During the first millennium BC, most of northwestern South America became significantly more sedentary. Throughout the highlands and lowlands most populations lived in sedentary villages by the end of the millennium. Increasing population size and density probably, at least partly, played a causal role. As communities found themselves competing increasingly with neighboring communities for resources, they began to focus their economies more intensively on localized food production.
With respect to the sequences of change delineated for the lowland regions of southwest Ecuador, Pacific Panama and northern Colombia, it is difficult to identify a common cause for the development of sedentism. The precocious and dramatic change from the mobile society of Las Vegas to the sedentary villages of Valdivia raises the question of whether the latter evolved out of the former or whether Valdivia was an intrusion from elsewhere, e. g., the nearby Guayas Basin.

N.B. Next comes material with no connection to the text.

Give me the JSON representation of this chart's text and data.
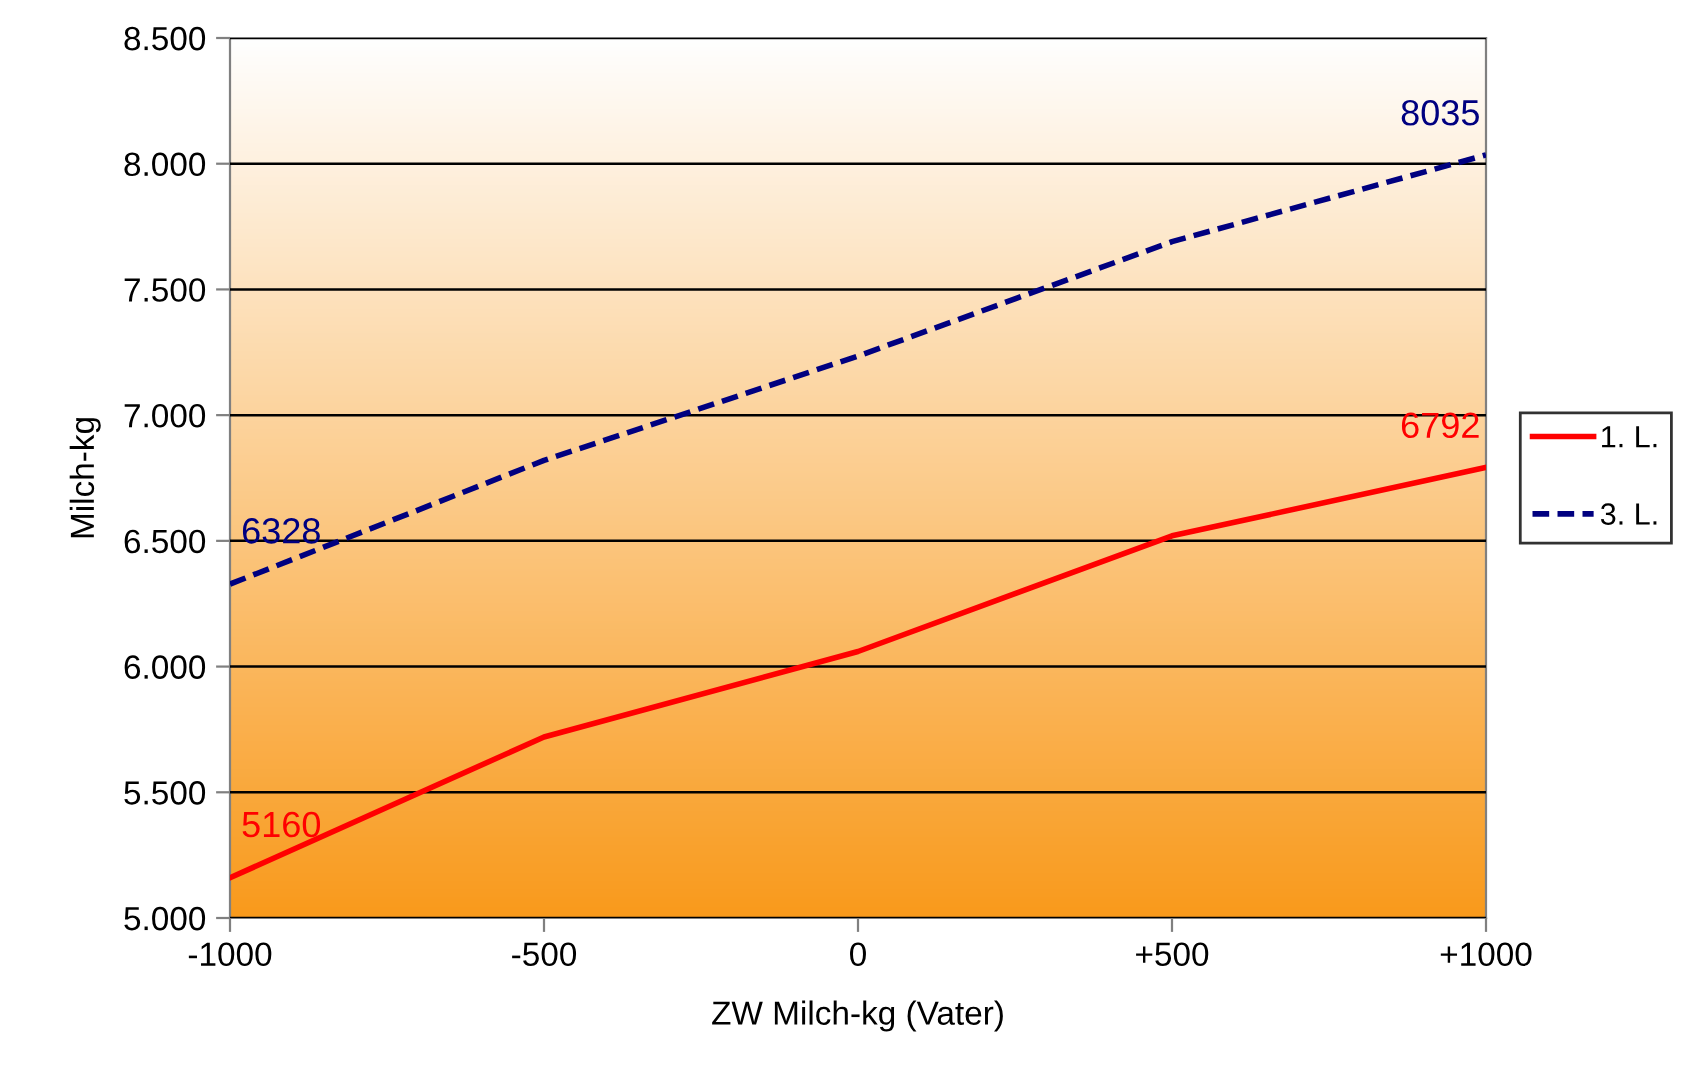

The dearth of early evidence of village sites in the river valleys of Panama contrasts with the evidence from Ecuador and frustrates any attempt at empirical generalization. The evidence from the San Jacinto region of Colombia fits well with a scenario in which competing communities of foragers were forced to intensify their reliance on fewer resources and circumscribe their territories more and more, a process that eventually led
To agriculturally intensive sedentary communities. In Ecuador and Panama cultivation of domesticated plants began a few thousand years before permanent settlements appeared on the scene. Pottery, often regarded as the hallmark of sedentism, was being produced in northern Colombia and Panama more than a thousand years before year-round settlements, whereas in Ecuador permanent villages and ceramics co-occur in the record.
Clearly, much more archaeological and palaeoenvironmental research is needed before we can understand the significance of the similarities and differences in the respective paths to sedentism.